Department of Civil and Environmental Engineering, KAIST, 373-1 Guseong-dong, Yuseong-gu, Daejeon 305-701, Republic of Korea.
Bioprocess Biosyst Eng. 2011 Oct;34(8):963-73. doi: 10.1007/s00449-011-0547-6. Epub 2011 May 1.
This work proposes a sequential modelling approach using an artificial neural network (ANN) to develop four independent multivariate models that are able to predict the dynamics of biochemical oxygen demand (BOD), chemical oxygen demand (COD), suspended solid (SS), and total nitrogen (TN) removal in a wastewater treatment plant (WWTP). Suitable structures of ANN models were automatically and conveniently optimized by a genetic algorithm rather than the conventional trial and error method. The sequential modelling approach, which is composed of two parts, a process disturbance estimator and a process behaviour predictor, was also presented to develop multivariate dynamic models. In particular, the process disturbance estimator was first employed to estimate the influent quality. The process behaviour predictor then sequentially predicted the effluent quality based on the estimated influent quality from the process disturbance estimator with other process variables. The efficiencies of the developed ANN models with a sequential modelling approach were demonstrated with a practical application using a data set collected from a full-scale WWTP during 2 years. The results show that the ANN with the sequential modelling approach successfully developed multivariate dynamic models of BOD, COD, SS, and TN removal with satisfactory estimation and prediction capability. Thus, the proposed method could be used as a powerful tool for the prediction of complex and nonlinear WWTP performance.

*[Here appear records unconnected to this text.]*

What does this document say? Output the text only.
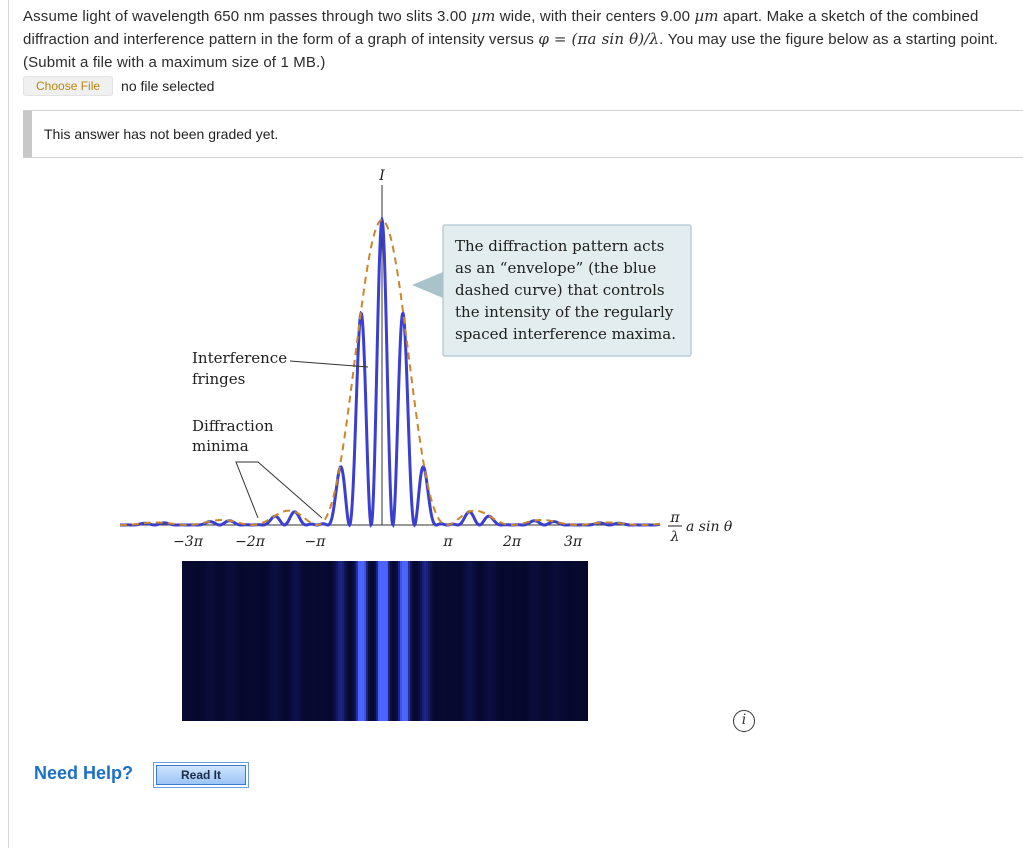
Assume light of wavelength 650 nm passes through two slits 3.00 µm wide, with their centers 9.00 µm apart. Make a sketch of the combined diffraction and interference pattern in the form of a graph of intensity versus φ = (πa sin θ)/λ. You may use the figure below as a starting point. (Submit a file with a maximum size of 1 MB.)
Choose File	no file selected
This answer has not been graded yet.
−3π −2π	−π	π	2π	3π
I
π
λ
a sin θ
The diffraction pattern acts
as an “envelope” (the blue
dashed curve) that controls
the intensity of the regularly
spaced interference maxima.
Interference
fringes
Diffraction
minima
i
Need Help?	Read It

本工作提出了一种使用人工神经网络(ANN)的顺序建模方法,开发了四个独立的多元模型,能够预测污水处理厂(WWTP)中生化需氧量(BOD)、化学需氧量(COD)、悬浮固体(SS)和总氮(TN)去除的动态。遗传算法而不是传统的试错法自动方便地优化了 ANN 模型的合适结构。还提出了一种由两部分组成的顺序建模方法,即过程干扰估计器和过程行为预测器,以开发多元动态模型。特别是,首先使用过程干扰估计器来估计进水质量。然后,基于过程干扰估计器从过程干扰估计器中估计的进水质量以及其他过程变量,顺序预测出水质量。使用从 2 年期间从全尺寸 WWTP 收集的数据集进行实际应用,证明了具有顺序建模方法的开发的 ANN 模型的效率。结果表明,具有顺序建模方法的 ANN 成功地开发了 BOD、COD、SS 和 TN 去除的多元动态模型,具有令人满意的估计和预测能力。因此,该方法可以用作预测复杂和非线性 WWTP 性能的有力工具。